— Это снобизм! Тебе кажется, что ты слишком хороша для семейства Петроанджели!
Ева тяжело вздохнула, ее грызла совесть.
— Прости меня, мамуся, я думала только о себе и не понимала, как болезненно воспримет это дядя Наппи. — Ева расплакалась. — Ты же знаешь, я не хотела его обидеть! Что мне теперь делать?
— Ты уже все сделала.
— Мамочка, не надо так! Скажи, как мне быть? Мать вздохнула:
— Не знаю, Ева. Может быть, будет лучше, если ты на некоторое время исчезнешь с его горизонта. Через несколько дней или через пару недель зайдешь к нему опять, и все уладится.
— Хорошо, мамуся!
— Постарайся быть повнимательней к нему. После того, что ты ему наговорила, он, конечно, подумает, что ты его стесняешься.
— Хорошо, мамуся, — сказала Ева тихим голосом. Больше всего ей хотелось провалиться сквозь землю.

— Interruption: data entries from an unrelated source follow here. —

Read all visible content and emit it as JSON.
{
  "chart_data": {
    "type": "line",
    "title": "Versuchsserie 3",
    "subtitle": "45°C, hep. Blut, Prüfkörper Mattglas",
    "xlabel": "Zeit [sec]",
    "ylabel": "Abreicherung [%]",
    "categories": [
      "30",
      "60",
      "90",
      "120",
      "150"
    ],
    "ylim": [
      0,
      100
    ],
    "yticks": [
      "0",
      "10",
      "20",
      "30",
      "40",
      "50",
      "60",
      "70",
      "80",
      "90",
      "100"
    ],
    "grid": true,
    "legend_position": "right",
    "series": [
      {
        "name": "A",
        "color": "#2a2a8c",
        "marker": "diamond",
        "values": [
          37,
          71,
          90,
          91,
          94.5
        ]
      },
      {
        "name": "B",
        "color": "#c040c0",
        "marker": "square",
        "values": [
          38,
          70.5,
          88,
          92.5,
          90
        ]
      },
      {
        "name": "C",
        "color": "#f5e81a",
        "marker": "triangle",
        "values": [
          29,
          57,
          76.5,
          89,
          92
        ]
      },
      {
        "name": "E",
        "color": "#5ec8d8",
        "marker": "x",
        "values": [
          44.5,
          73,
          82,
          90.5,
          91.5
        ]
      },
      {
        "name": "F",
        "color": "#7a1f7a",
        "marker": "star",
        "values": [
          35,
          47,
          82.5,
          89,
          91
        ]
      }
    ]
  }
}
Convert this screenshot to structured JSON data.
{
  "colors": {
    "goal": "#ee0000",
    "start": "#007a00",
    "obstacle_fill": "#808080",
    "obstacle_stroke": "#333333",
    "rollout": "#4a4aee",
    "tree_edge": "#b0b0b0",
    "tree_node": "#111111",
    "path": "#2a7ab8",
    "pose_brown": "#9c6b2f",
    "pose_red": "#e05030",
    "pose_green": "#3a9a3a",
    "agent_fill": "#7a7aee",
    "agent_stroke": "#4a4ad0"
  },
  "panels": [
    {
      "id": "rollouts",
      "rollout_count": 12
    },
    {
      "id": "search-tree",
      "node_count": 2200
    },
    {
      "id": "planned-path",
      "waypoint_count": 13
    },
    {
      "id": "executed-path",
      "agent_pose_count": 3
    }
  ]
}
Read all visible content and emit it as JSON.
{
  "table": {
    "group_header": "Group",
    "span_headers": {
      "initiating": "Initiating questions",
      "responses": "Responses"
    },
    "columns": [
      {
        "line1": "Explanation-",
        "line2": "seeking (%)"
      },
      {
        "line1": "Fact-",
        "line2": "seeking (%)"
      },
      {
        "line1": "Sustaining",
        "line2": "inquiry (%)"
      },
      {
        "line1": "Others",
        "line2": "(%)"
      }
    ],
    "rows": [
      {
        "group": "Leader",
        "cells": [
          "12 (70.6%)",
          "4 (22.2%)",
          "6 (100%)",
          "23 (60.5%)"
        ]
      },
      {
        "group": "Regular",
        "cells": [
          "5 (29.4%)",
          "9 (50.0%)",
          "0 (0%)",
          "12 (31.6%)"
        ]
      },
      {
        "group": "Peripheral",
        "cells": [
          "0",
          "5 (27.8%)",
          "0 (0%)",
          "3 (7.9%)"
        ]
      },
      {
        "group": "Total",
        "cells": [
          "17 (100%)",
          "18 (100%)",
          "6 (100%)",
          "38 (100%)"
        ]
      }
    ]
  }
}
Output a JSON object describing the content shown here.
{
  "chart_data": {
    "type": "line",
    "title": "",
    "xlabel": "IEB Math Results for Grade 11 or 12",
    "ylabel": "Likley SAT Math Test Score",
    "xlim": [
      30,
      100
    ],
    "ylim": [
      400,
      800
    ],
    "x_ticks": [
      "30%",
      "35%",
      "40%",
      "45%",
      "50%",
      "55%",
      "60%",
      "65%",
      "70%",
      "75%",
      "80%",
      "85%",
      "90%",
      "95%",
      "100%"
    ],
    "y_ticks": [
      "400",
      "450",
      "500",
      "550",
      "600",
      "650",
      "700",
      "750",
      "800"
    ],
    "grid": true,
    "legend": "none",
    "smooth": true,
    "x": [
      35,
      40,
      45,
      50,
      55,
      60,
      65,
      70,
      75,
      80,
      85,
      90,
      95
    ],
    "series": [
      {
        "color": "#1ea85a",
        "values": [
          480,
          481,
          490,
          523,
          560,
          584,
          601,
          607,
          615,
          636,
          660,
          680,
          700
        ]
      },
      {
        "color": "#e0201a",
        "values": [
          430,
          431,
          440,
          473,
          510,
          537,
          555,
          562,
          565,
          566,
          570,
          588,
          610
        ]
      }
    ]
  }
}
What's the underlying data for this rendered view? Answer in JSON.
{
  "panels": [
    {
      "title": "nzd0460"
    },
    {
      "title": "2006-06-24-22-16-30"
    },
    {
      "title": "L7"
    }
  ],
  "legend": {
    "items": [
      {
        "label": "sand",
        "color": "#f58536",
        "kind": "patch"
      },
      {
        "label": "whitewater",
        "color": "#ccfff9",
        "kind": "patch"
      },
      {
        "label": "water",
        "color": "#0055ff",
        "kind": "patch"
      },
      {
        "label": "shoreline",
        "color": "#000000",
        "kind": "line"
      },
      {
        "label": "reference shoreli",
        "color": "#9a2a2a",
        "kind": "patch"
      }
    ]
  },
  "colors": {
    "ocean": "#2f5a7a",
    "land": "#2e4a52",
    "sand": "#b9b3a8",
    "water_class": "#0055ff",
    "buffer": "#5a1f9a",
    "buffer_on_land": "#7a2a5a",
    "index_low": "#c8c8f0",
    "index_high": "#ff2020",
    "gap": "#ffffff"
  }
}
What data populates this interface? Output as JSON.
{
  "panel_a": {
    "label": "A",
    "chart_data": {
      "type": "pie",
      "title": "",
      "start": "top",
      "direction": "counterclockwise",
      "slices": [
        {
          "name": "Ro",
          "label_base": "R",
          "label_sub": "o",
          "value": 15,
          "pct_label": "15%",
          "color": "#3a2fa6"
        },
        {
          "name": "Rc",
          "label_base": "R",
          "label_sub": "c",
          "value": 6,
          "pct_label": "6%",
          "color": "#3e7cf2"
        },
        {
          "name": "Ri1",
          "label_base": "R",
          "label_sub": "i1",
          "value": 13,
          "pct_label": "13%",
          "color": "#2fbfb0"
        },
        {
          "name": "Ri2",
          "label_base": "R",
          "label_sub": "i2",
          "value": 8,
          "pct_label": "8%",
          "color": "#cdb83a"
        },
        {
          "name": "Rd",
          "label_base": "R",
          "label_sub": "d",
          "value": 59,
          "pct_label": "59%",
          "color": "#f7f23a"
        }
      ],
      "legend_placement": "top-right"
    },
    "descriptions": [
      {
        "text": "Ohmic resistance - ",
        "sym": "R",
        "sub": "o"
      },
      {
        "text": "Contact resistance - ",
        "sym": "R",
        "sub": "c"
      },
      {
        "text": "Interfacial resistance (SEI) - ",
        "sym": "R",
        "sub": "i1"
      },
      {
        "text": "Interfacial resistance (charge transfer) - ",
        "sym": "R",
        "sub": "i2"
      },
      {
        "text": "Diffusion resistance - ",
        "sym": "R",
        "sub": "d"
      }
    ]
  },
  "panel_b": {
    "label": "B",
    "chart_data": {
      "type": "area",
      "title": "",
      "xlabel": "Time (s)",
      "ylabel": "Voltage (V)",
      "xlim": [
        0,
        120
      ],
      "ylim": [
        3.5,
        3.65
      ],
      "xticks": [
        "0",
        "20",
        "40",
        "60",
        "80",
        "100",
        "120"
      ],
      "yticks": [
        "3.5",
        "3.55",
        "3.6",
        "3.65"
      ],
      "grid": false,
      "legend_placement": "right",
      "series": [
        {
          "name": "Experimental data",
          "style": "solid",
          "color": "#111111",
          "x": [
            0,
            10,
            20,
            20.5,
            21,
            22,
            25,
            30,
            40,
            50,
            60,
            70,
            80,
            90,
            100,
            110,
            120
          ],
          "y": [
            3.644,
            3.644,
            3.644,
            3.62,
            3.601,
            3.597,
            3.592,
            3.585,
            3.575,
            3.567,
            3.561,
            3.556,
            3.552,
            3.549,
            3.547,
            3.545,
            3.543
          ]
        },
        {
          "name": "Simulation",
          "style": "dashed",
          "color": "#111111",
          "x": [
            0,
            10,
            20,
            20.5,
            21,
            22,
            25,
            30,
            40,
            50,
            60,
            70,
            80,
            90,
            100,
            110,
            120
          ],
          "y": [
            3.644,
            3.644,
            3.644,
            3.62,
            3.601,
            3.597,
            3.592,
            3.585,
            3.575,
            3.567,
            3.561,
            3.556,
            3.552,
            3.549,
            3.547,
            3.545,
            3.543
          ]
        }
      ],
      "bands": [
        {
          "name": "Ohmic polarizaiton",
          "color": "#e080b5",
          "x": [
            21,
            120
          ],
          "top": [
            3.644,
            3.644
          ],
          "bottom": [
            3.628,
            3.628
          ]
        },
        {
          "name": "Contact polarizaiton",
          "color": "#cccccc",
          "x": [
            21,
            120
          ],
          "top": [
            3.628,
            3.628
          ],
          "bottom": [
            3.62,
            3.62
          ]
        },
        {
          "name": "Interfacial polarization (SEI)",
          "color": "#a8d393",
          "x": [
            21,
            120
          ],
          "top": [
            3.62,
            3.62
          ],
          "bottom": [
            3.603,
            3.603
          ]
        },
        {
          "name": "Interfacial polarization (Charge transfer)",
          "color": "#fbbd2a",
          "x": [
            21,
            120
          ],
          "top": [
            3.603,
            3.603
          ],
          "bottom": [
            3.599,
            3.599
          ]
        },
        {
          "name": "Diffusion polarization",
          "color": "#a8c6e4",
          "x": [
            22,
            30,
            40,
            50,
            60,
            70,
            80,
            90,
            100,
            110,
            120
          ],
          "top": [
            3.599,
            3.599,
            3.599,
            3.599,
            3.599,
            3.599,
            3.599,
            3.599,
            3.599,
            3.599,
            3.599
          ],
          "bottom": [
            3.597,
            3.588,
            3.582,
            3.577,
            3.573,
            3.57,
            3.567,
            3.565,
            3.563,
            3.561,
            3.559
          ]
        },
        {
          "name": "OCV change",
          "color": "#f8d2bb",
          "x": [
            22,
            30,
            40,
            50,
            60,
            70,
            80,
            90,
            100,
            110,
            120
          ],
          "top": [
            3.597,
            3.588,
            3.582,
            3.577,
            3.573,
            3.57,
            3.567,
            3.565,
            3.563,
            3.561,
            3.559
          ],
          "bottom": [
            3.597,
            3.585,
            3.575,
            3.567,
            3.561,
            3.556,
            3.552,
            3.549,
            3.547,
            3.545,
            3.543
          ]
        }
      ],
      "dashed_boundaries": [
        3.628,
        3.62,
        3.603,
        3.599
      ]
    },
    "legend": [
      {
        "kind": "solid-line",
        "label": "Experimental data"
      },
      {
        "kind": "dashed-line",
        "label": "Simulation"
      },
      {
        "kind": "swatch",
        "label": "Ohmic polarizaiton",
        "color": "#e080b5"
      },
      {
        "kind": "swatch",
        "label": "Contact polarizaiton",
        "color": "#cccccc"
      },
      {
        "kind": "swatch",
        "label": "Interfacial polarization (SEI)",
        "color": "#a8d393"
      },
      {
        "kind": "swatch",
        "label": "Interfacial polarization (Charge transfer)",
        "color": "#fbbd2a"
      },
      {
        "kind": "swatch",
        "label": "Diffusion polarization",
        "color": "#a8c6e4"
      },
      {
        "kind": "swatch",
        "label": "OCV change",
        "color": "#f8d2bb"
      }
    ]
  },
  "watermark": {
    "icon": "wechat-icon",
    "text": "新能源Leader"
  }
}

Опять приближается зима, опять у моделей прибавится работы. Уже через несколько недель фирмы, выпускающие каталоги мод, начнут съемки своих летних коллекций, а рекламные агентства начнут проводить съемки на солнечном юге, готовя очередные циклы рекламы.
Долорес все сильнее злилась. Она знала: стоит ей сняться в кино в приличной роли, и она тут же будет замечена во всем мире. Но шанс никак не давался ей в руки. Конечно, какие там роли в Нью-Йорке — кино делается на побережье, но Долорес хорошо известно, что Голливуд — это капкан. Перед новым личиком распахиваются все двери, но если прошло, полгода и ты ничего не добилась — все, ты уже старое личико, и никому ты не нужна.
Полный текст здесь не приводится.